ALLIGATORS IN A HELICOPTER

a pro script reader ponders movies, reading, writing and the occasional personal flashback

Tuesday, March 28, 2006

Cleaning Up Other People's Messes

So my friend Tom posted a meme (no, I can't pronounce it or define it either) over on his blog, challenging people to name four films they'd like to rewrite, for any reason.

Good question.

I think the best answer are movies that almost work for you. Not utter crap, but films that hint at the great film that is there, but just wasn't realized.

So a quartet, completely underthought and off the top of my head --

UNBREAKABLE. Though this could be any of M. Night Shyamalan's post Sixth Sense oeuvre. He's a great director (really), but seems to be a lazy writer. Unbreakable could have been great, and has some great sequences, but it peters out at the end, wastes a main character with a lot of potential, while the climax is as flat as flat can be. I'm not sure how I would have fixed it (it probably needs a whole new third act), but it would have been worth the whack.

PEARL HARBOR. 40 minutes of great combat stuff, lost in some really bad character stuff. How would I have fixed this? Let's start by setting the entire movie at Pearl Harbor.

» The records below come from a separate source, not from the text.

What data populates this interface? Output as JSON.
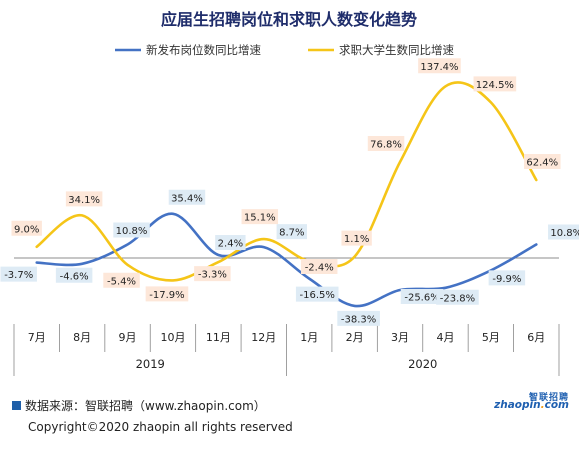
{
  "chart_data": {
    "type": "line",
    "title": "应届生招聘岗位和求职人数变化趋势",
    "categories": [
      "7月",
      "8月",
      "9月",
      "10月",
      "11月",
      "12月",
      "1月",
      "2月",
      "3月",
      "4月",
      "5月",
      "6月"
    ],
    "year_groups": [
      {
        "label": "2019",
        "start": 0,
        "end": 5
      },
      {
        "label": "2020",
        "start": 6,
        "end": 11
      }
    ],
    "ylim": [
      -50,
      150
    ],
    "grid": false,
    "legend_position": "top",
    "series": [
      {
        "name": "新发布岗位数同比增速",
        "color": "#4472c4",
        "values": [
          -3.7,
          -4.6,
          10.8,
          35.4,
          2.4,
          8.7,
          -16.5,
          -38.3,
          -25.6,
          -23.8,
          -9.9,
          10.8
        ],
        "labels": [
          "-3.7%",
          "-4.6%",
          "10.8%",
          "35.4%",
          "2.4%",
          "8.7%",
          "-16.5%",
          "-38.3%",
          "-25.6%",
          "-23.8%",
          "-9.9%",
          "10.8%"
        ],
        "label_fill": "#deebf5"
      },
      {
        "name": "求职大学生数同比增速",
        "color": "#f5c518",
        "values": [
          9.0,
          34.1,
          -5.4,
          -17.9,
          -3.3,
          15.1,
          -2.4,
          1.1,
          76.8,
          137.4,
          124.5,
          62.4
        ],
        "labels": [
          "9.0%",
          "34.1%",
          "-5.4%",
          "-17.9%",
          "-3.3%",
          "15.1%",
          "-2.4%",
          "1.1%",
          "76.8%",
          "137.4%",
          "124.5%",
          "62.4%"
        ],
        "label_fill": "#fde7d9"
      }
    ]
  },
  "footer": {
    "source": "数据来源：智联招聘（www.zhaopin.com）",
    "copyright": "Copyright©2020 zhaopin all rights reserved"
  },
  "logo": {
    "cn": "智联招聘",
    "en_main": "zhaopin",
    "en_dot": ".",
    "en_tail": "com"
  }
}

Make it about the place, the arriving pilots, the seemingly-easy-paradise-duty, and allow the (better-developed, more-interesting) characters to unfold against the backdrop of this world. And then the roof caves in.

ELIZABETHTOWN. Again, some very good scenes, lost in a story that really never gets started. I like some of the cute romantic stuff, I even like the road trip at the end, which could have been a quirky road movie all of its own. But the family stuff needs some real reworking; it's a complete non-starter here. It needs an actual plot, not just secondary characters bumping up against the lead for no real purpose, or a main character who too often seems comatose.

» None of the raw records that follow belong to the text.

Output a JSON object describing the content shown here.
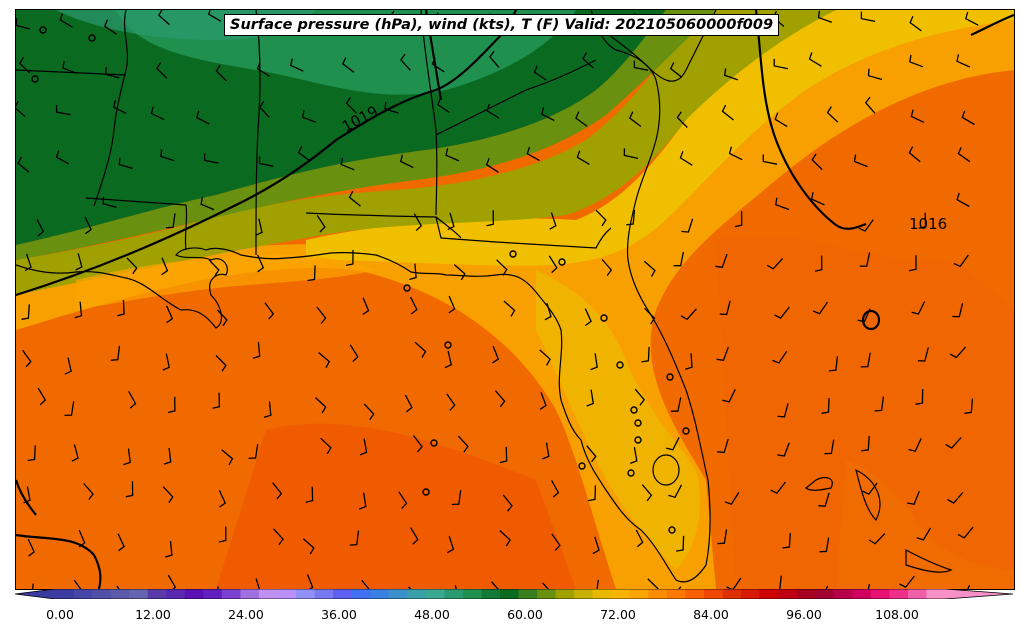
{
  "title": "Surface pressure (hPa), wind (kts), T (F) Valid: 202105060000f009",
  "isobars": [
    {
      "label": "1019"
    },
    {
      "label": "1016"
    }
  ],
  "colorbar": {
    "ticks": [
      "0.00",
      "12.00",
      "24.00",
      "36.00",
      "48.00",
      "60.00",
      "72.00",
      "84.00",
      "96.00",
      "108.00"
    ],
    "colors": [
      "#3a3aa0",
      "#4646a8",
      "#5050a8",
      "#5a5aa8",
      "#6464b0",
      "#5a3aa8",
      "#5a28b0",
      "#5a10b4",
      "#6020c0",
      "#7a40d0",
      "#a070e0",
      "#c090f0",
      "#b890f8",
      "#9090f8",
      "#7878f0",
      "#6060f0",
      "#4070f0",
      "#3a80e0",
      "#3a90c8",
      "#3aa0a8",
      "#3aa890",
      "#2c9a70",
      "#20904e",
      "#147a38",
      "#0a6a20",
      "#3a8020",
      "#6a9010",
      "#a0a000",
      "#c8b000",
      "#e8b800",
      "#f8b400",
      "#fca400",
      "#fc8c00",
      "#fc7800",
      "#f86000",
      "#f04800",
      "#e03000",
      "#d81a00",
      "#d00000",
      "#c00010",
      "#a80020",
      "#a00030",
      "#b80048",
      "#d00060",
      "#e81070",
      "#f03088",
      "#f060a8",
      "#f890c8"
    ]
  }
}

STAR WARS: THE PHANTOM MENACE. I'd make it more about the kid; tell it from his POV, have the Jedis come into his world. Lose the racist stereotypes, lose all the painfully dry political stuff, and keep in mind throughout that you can make a movie for all ages without putting something like Jar Jar Binks in it.

Fell free to crack on my picks here, though if you're going to make picks of your own, do it over at Tom's place (The One Year Push); it's his meme.

9 Comments:

At 8:12 AM, Blogger taZ said...

I can clearly see what you mean on Unbreakable and Elizabethtown.

Don't quite get the Pearl Harbour improvement, but I guess you're right considering I didn't like it (the movie).

I would want to remake a whole bunch of movies, but the one I can remember this instanse is "The Aviator". The third act is too bad.

 
At 10:11 PM, Anonymous cwmagee said...

Scott,
What did you think of TORA TORA TORA?

 
At 11:22 PM, Blogger Scott the Reader said...

Better than Pearl Harbor. And much less bad Affleck.

 
At 2:36 AM, Blogger Random Brandon said...

I heard that a good excercise for new screenwriters is to rewrite a bad movie...for educational purposes of course, not actually submiting it. Anybody have any thoughts on the subject? I ask, because I am a newbie myself and having trouble deciding on what to write first.

 
At 3:00 AM, Anonymous cwmagee said...

With UNBREAKABLE, there was way more trouble than act 3. That entire movie was a train wreck (ahem). Specifically, it was trying to string out suspence without giving us something to care about or take interest in first. I actually thought the ending was the least tedious part of the movie. There was one funny bit, though. About 40 minutes in, a guy in the middle of the theatre started snoring like a buzz saw. And every other waking person in the theatre started snickering, then giggling, then laughing out loud, hard, until the noise evidently woke him up.

I've never seen anything like that before, but I think it was totally appropriate to the movie.

 
At 8:56 AM, Blogger Scott the Reader said...

Brandon -- I think that when you are starting out, and learning about the whole screenwriting process, anything that helps you write more is good.

I think too many screenwriters put pressure on themselves to write stuff off the bat that they are going to be able to sell.

I think it would be freeing to just work on something that you know has no chance of selling, that you can just write the hell out of,

 
At 9:23 AM, Blogger Webs said...

I am writing a good version of "Pearl Harbor". It's called "101"

 
At 6:49 PM, Blogger Jodi Davis said...

The script I read for Etown was perfect wonderful complete. Who know what happened in between - it's Crowe's loss that he didn't trust that script and changed it.

JD

 
At 4:07 AM, Blogger Robin Kelly said...

Unbreakable is the only one that comes to mind in terms of re-writing as it is so clearly a very good opportunity wasted.